ORGANIZATION Athos 168
ORGANIZATION House 75
ORGANIZATION de 74
ORGANIZATION Fanny 59
ORGANIZATION Vard 49
ORGANIZATION Gannett 46
ORGANIZATION Chantry 42
ORGANIZATION la 27
ORGANIZATION of 26
ORGANIZATION Parson 25
ORGANIZATION Frank 23
ORGANIZATION Hotel 23
ORGANIZATION Lens 22
ORGANIZATION Valle 20
ORGANIZATION Comte 19
ORGANIZATION Madame 19
ORGANIZATION Fere 18
ORGANIZATION Del 18
ORGANIZATION Comminges 17
ORGANIZATION Corps 17
ORGANIZATION Black 13
ORGANIZATION Rue 12
ORGANIZATION Halfway 11
ORGANIZATION Protestant 10
ORGANIZATION Argus 10

PERSON Don 834
PERSON Aramis 689
PERSON Julia 630
PERSON de 579
PERSON Mazarin 554
PERSON Monsieur 549
PERSON Fanny 548
PERSON Clarence 543
PERSON Athos 494
PERSON Porthos 484
PERSON Middleton 442
PERSON Lacey 438
PERSON Zarah 427
PERSON Rafael 404
PERSON Franklin 383
PERSON Dora 366
PERSON Raoul 334
PERSON Grimaud 314
PERSON Griff 282
PERSON Ellen 277
PERSON Craig 262
PERSON Emily 254
PERSON Wilmot 245
PERSON Mordaunt 234
PERSON Cornelio 224

Test a one-line text . . .¶

. . . to see if the "New" "York" and "D'Artagnan" problems are me, or the Stanford NER.
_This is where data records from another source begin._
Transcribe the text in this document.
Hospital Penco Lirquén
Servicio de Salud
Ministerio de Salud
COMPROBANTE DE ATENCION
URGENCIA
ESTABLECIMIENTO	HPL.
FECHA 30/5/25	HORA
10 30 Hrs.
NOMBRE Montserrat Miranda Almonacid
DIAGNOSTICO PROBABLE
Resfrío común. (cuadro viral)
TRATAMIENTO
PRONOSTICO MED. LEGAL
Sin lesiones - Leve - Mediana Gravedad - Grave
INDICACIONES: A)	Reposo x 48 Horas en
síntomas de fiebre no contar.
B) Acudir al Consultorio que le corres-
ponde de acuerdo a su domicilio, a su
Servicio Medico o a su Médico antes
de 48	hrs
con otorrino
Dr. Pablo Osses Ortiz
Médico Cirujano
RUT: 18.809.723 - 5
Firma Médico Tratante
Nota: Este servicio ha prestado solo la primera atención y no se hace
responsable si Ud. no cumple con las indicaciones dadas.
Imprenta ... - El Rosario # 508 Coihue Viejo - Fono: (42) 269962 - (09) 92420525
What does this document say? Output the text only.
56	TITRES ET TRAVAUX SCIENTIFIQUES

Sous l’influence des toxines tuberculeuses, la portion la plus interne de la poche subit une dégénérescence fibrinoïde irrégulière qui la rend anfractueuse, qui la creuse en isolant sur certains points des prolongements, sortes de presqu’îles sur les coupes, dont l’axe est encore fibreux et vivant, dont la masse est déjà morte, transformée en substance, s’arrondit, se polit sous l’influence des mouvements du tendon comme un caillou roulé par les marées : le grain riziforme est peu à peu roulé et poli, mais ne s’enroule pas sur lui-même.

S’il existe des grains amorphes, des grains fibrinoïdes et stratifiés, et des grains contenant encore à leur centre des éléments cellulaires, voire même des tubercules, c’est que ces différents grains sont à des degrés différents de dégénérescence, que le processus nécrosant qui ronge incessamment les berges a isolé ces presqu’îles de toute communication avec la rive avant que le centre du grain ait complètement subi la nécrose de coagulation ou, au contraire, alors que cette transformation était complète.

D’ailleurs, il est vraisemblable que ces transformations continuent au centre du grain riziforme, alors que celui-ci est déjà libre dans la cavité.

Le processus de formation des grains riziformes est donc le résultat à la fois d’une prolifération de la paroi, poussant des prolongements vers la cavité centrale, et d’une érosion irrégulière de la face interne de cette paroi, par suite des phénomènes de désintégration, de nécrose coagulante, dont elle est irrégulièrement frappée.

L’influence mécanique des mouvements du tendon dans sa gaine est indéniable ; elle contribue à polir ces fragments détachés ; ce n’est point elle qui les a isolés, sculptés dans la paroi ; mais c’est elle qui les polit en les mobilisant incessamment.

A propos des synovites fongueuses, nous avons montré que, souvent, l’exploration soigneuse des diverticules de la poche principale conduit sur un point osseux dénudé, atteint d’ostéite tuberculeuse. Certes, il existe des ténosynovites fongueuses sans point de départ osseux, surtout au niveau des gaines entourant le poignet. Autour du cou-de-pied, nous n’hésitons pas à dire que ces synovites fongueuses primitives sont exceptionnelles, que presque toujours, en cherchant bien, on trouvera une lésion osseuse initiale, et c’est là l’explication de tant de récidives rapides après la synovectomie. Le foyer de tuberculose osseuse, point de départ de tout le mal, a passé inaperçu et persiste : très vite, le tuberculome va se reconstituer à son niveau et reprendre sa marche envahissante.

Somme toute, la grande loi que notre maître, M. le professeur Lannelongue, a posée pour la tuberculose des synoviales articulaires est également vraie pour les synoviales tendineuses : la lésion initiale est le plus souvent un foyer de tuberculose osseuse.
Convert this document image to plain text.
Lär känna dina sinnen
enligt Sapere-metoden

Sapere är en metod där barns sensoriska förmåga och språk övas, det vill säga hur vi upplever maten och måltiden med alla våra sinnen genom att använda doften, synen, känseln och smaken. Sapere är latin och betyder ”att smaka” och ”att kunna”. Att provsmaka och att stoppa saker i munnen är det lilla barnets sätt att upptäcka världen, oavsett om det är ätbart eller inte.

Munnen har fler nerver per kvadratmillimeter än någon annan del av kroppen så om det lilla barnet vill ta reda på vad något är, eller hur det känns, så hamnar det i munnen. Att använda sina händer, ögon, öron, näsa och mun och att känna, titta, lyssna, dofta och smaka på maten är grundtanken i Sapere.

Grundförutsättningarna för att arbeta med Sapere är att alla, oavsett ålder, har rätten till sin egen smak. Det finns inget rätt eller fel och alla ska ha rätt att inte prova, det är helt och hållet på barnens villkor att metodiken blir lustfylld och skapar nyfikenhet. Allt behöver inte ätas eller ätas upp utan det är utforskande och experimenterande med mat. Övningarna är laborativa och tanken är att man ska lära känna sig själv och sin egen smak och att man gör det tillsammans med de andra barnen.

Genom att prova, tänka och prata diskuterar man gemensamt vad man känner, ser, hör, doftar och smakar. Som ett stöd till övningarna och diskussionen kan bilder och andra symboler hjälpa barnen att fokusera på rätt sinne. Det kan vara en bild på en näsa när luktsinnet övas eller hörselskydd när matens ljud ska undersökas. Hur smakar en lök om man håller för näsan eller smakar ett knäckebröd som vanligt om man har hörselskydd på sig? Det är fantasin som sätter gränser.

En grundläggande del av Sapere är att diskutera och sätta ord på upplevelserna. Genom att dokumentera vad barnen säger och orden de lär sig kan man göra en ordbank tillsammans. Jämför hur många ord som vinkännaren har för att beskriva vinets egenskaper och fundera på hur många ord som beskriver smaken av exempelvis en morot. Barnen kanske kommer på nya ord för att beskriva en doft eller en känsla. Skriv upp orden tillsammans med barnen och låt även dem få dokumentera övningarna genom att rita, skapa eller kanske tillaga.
Results? I'm screwing up "New" "York" (easy to fix and test). Stanford is responsible for thinking "D'Artagnan" is a LOCATION, and not a PERSON.

!pwd
!echo "\"I want to go to New York,\" D'Artagnan said." > test.txt
!cat /home/spenteco/1/muncie_2019/tatlock/notebooks/test.txt
!cd /home/spenteco/Downloads/stanford-ner-2018-02-27/; ./ner.sh /home/spenteco/1/muncie_2019/tatlock/notebooks/test.txt

/home/spenteco/1/muncie_2019/tatlock/notebooks
"I want to go to New York," D'Artagnan said.
Invoked on Thu Sep 06 10:49:03 CDT 2018 with arguments: -loadClassifier ./classifiers/english.all.3class.distsim.crf.ser.gz -textFile /home/spenteco/1/muncie_2019/tatlock/notebooks/test.txt
loadClassifier=./classifiers/english.all.3class.distsim.crf.ser.gz
textFile=/home/spenteco/1/muncie_2019/tatlock/notebooks/test.txt
Loading classifier from ./classifiers/english.all.3class.distsim.crf.ser.gz ... done [1.3 sec].
``/O I/O want/O to/O go/O to/O New/LOCATION York/LOCATION ,/O ''/O D'Artagnan/LOCATION said/O ./O 
CRFClassifier tagged 13 words in 1 documents at 209.68 words per second.